What explained this surge in overseas work among Filipinos could largely be traced to the knowledge possessed by Filipinos of the English language. Employers abroad liked hiring Filipinos because there was no serious language barrier between them and the Filipinos. Both foreign employer and Filipino employee can communicate without any gap or misunderstanding.

The positive effect it had on the country — thanks to its population that knew English — is a fact, which no argument can negate. Soon after, other nations followed and sent their labor force abroad. But their citizenry did not know much English and had little formal education, and then found themselves doing menial jobs, compared to Filipinos who (then) worked in offices, with some even handling managerial posts or handling huge responsibilities.

In his inaugural speech, President Ferdinand Marcos Jr. warned that we would be condemning our countrymen to menial jobs abroad if we did not sustain, even improve, their knowledge of English. I fully agree. But now is not the time to debate whether learning English, and not more of Filipino, is being anti-nationalistic or if it contributes to a half-baked education.

It is a fact that English is the lingua franca of the international community; it is also the lingua franca (or the common language, which two speakers of different native languages have adopted) of international trade, aviation, tourism, diplomacy, science and technology. Knowing this common language will enable you to participate in these fields and benefit from them.

Many books and a plethora of other knowledge materials are written in English. International or regional conferences are held in English. Commercial, construction and maritime arbitrations are often conducted in English. Not being able to obtain the benefits of these very important activities just because you have no command of English is a big loss.

Knowing English opens a treasure trove of opportunities. And not just by being able to attend the conferences and proceedings just earlier mentioned. Since much of Internet content is in English, you need only search online for jobs, connections, opportunities for personal, professional and business advancement. English is indeed the language of opportunity and connections toward other individuals.

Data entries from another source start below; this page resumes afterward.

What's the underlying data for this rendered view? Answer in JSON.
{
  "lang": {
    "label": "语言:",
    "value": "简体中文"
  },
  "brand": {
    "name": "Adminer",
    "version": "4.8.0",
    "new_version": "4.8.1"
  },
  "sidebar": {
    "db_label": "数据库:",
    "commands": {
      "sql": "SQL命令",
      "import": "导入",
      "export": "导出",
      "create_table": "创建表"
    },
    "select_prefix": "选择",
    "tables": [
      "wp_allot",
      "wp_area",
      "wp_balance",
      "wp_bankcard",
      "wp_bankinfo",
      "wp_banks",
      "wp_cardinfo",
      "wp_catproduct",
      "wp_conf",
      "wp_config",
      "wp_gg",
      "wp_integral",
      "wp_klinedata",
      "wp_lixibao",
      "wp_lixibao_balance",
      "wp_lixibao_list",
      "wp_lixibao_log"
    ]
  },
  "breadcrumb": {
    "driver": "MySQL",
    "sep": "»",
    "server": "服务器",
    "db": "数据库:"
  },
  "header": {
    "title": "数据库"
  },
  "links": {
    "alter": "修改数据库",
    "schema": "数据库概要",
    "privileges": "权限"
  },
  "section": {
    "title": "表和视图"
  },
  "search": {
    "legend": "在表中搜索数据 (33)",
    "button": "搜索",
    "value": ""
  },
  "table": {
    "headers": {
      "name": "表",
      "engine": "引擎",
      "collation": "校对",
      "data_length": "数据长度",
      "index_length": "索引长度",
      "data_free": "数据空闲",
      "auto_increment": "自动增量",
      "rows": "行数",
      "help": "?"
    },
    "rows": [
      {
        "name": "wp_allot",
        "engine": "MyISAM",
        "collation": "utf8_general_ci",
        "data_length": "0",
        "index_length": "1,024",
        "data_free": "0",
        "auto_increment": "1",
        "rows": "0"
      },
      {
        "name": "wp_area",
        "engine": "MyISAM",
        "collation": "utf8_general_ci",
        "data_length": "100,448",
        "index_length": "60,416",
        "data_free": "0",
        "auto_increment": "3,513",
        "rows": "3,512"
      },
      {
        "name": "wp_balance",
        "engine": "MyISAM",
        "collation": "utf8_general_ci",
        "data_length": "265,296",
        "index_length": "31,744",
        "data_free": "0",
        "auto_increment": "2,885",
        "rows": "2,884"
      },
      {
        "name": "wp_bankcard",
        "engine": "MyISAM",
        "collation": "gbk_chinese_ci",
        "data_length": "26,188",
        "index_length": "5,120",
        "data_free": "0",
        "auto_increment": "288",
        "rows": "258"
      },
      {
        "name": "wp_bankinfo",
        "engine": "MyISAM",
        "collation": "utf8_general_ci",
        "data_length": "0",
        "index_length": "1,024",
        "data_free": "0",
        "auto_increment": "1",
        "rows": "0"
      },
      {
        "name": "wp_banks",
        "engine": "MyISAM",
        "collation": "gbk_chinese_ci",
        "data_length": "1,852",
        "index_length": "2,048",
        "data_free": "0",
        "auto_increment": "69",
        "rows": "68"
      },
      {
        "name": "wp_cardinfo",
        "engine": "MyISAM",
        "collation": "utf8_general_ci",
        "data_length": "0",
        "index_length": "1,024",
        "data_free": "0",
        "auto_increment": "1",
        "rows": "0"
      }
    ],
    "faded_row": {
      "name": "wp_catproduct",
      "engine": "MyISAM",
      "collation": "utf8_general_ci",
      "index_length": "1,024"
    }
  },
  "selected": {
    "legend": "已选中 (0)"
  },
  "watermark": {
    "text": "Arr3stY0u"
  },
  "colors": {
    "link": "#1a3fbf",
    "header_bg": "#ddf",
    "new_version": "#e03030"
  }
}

Also, much of world literature and entertainment is in English. Novels, movies, music, videos, games and documentaries are often in English. Not being able to appreciate these due to the lack understanding of the language is indeed a big loss. Of course, translations, especially of classic literature, are sometimes available, but they cannot substitute for the material written originally in English.

Finally, it has been estimated that around 1.5 billion people speak English, and around 510 million of that are people all over the world who use English to communicate with one another on a daily basis.

Around 60 of the world’s 195 countries count English as their or part of their official languages. Would the numbers be such if the English language were not that valuable?